The fact that the latter two are stabilised by taut cables is symbolic, but high-density can actually be more sustainable; sprawling metropolises like Los Angeles dictate the use of that environmentally unfriendly form of transport, the car.

a photograph of a city seen from a rooftop

Francesco Jodice, Saõ Paulo Citytellers #4. © Francesco Jodice

It’s also interesting to note that some of the peaks of London are far more desirable areas, like Notting Hill, than low-density areas (the City has few actual residents, for example). High-density needn’t mean unpopular – almost a tautology.

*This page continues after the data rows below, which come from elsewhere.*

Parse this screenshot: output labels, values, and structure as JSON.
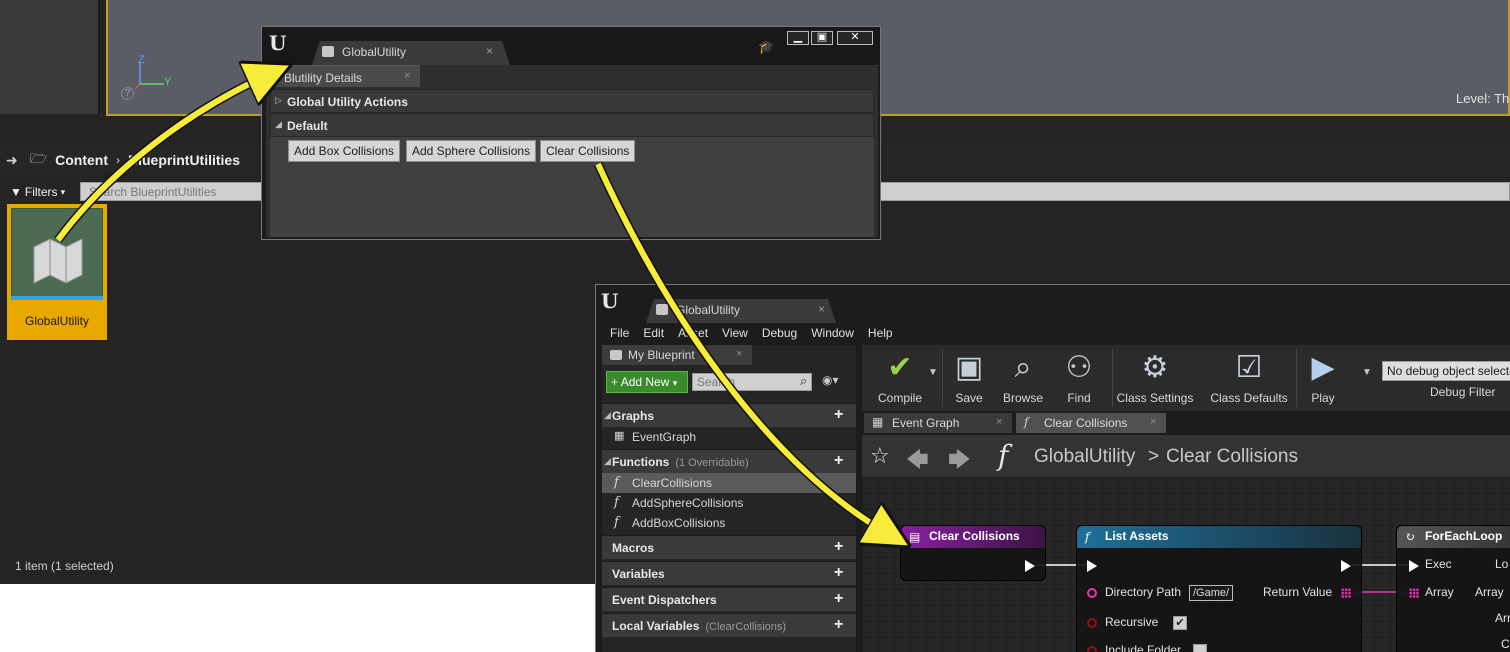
{
  "viewport": {
    "axis_z": "Z",
    "axis_y": "Y",
    "help": "?",
    "level_label": "Level:  Th"
  },
  "content_browser": {
    "path": [
      "Content",
      "BlueprintUtilities"
    ],
    "path_separator": "›",
    "filters_label": "Filters",
    "search_placeholder": "Search BlueprintUtilities",
    "asset_name": "GlobalUtility",
    "item_count": "1 item (1 selected)"
  },
  "utility_window": {
    "logo": "U",
    "tab_label": "GlobalUtility",
    "tab_close": "×",
    "subtab_label": "Blutility Details",
    "subtab_close": "×",
    "sections": [
      "Global Utility Actions",
      "Default"
    ],
    "buttons": [
      "Add Box Collisions",
      "Add Sphere Collisions",
      "Clear Collisions"
    ],
    "window_controls": {
      "minimize": "▁",
      "maximize": "▣",
      "close": "✕"
    }
  },
  "blueprint_editor": {
    "logo": "U",
    "tab_label": "GlobalUtility",
    "tab_close": "×",
    "menu": [
      "File",
      "Edit",
      "Asset",
      "View",
      "Debug",
      "Window",
      "Help"
    ],
    "my_blueprint": {
      "tab_label": "My Blueprint",
      "tab_close": "×",
      "add_new_label": "Add New",
      "search_placeholder": "Search",
      "categories": {
        "graphs": "Graphs",
        "functions": "Functions",
        "functions_sub": "(1 Overridable)",
        "macros": "Macros",
        "variables": "Variables",
        "dispatchers": "Event Dispatchers",
        "locals": "Local Variables",
        "locals_sub": "(ClearCollisions)"
      },
      "graph_items": [
        "EventGraph"
      ],
      "function_items": [
        "ClearCollisions",
        "AddSphereCollisions",
        "AddBoxCollisions"
      ],
      "plus": "+"
    },
    "toolbar": {
      "compile": "Compile",
      "save": "Save",
      "browse": "Browse",
      "find": "Find",
      "class_settings": "Class Settings",
      "class_defaults": "Class Defaults",
      "play": "Play",
      "debug_select": "No debug object selected",
      "debug_filter": "Debug Filter"
    },
    "graph_tabs": [
      {
        "label": "Event Graph",
        "close": "×"
      },
      {
        "label": "Clear Collisions",
        "close": "×"
      }
    ],
    "breadcrumb": {
      "blueprint": "GlobalUtility",
      "separator": ">",
      "function": "Clear Collisions"
    },
    "nodes": {
      "entry": {
        "title": "Clear Collisions"
      },
      "list_assets": {
        "title": "List Assets",
        "directory_path_label": "Directory Path",
        "directory_path_value": "/Game/",
        "return_value_label": "Return Value",
        "recursive_label": "Recursive",
        "include_folder_label": "Include Folder"
      },
      "for_each": {
        "title": "ForEachLoop",
        "exec_label": "Exec",
        "array_label": "Array",
        "out_loop": "Lo",
        "out_array": "Array",
        "out_index": "Arr",
        "out_completed": "C"
      }
    }
  },
  "colors": {
    "accent_yellow": "#f7ec3a",
    "selection_orange": "#e8a800",
    "entry_node": "#8a1fa0",
    "function_node": "#1f6f9a",
    "array_pin": "#f030b8"
  }
}
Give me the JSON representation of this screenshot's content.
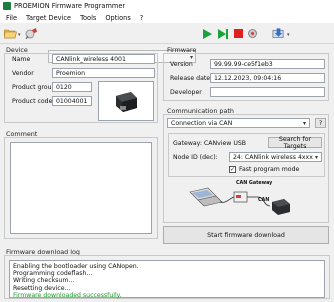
{
  "window": {
    "title": "PROEMION Firmware Programmer"
  },
  "menu": {
    "items": [
      "File",
      "Target Device",
      "Tools",
      "Options",
      "?"
    ]
  },
  "device": {
    "section_title": "Device",
    "name_label": "Name",
    "name_value": "CANlink_wireless 4001",
    "vendor_label": "Vendor",
    "vendor_value": "Proemion",
    "group_label": "Product group",
    "group_value": "0120",
    "code_label": "Product code",
    "code_value": "01004001"
  },
  "comment": {
    "section_title": "Comment",
    "text": ""
  },
  "firmware": {
    "section_title": "Firmware",
    "version_label": "Version",
    "version_value": "99.99.99-ce5f1eb3",
    "date_label": "Release date",
    "date_value": "12.12.2023, 09:04:16",
    "developer_label": "Developer",
    "developer_value": ""
  },
  "comm": {
    "section_title": "Communication path",
    "path_value": "Connection via CAN",
    "help_label": "?",
    "gateway_text": "Gateway: CANview USB",
    "search_label": "Search for Targets",
    "node_label": "Node ID (dec):",
    "node_value": "24: CANlink wireless 4xxx",
    "fast_mode_label": "Fast program mode",
    "fast_mode_checked": true,
    "diagram_gateway_label": "CAN Gateway",
    "diagram_can_label": "CAN"
  },
  "start_button": {
    "label": "Start firmware download"
  },
  "log": {
    "section_title": "Firmware download log",
    "lines": [
      "Enabling the bootloader using CANopen.",
      "Programming codeflash...",
      "Writing checksum...",
      "Resetting device...",
      "Firmware downloaded successfully."
    ]
  },
  "colors": {
    "success_text": "#1b9a2c",
    "toolbar_run": "#1aa33a",
    "toolbar_stop": "#e02020",
    "app_icon": "#1c7d3e"
  },
  "toolbar": {
    "icons": [
      "open-folder-icon",
      "connect-icon",
      "target-combo",
      "play-icon",
      "play-step-icon",
      "stop-icon",
      "settings-icon",
      "download-icon"
    ]
  }
}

In fact, touching aspects of how people colonise cities are highlighted. Japanese revellers after the success of their football team in a 2002 World Cup match are shown taking over the streets of Tokyo; bridges over the Nile are used for evening picnics in Cairo.

Another thing our capital city has to be thankful for is its wealth of green spaces. In a video by Osman Bozkurt, families in Istanbul are captured picnicking in one of the only wide open green spaces available to them, slap bang in the middle of a booming spaghetti junction. When interviewed, they explain that they are risking life and limb to spend time in this noisy, polluted, ‘oasis’ – last week, a father says, a boy was killed crossing the road to get there.

Equally, the wobbly Millennium Bridge is nothing compared to the dangerous wave-lapped sea wall that pilgrims cross from Mumbai to the Haji Ali Mosque, shown in Eva Koch’s video, NoMad.

Lastly, have a look at Fritz Haeg’s installation upstairs, Edible Estates regional prototype garden #4, London UK, to see how you might begin about transforming an under-used urban green space near you into a vegetable plot.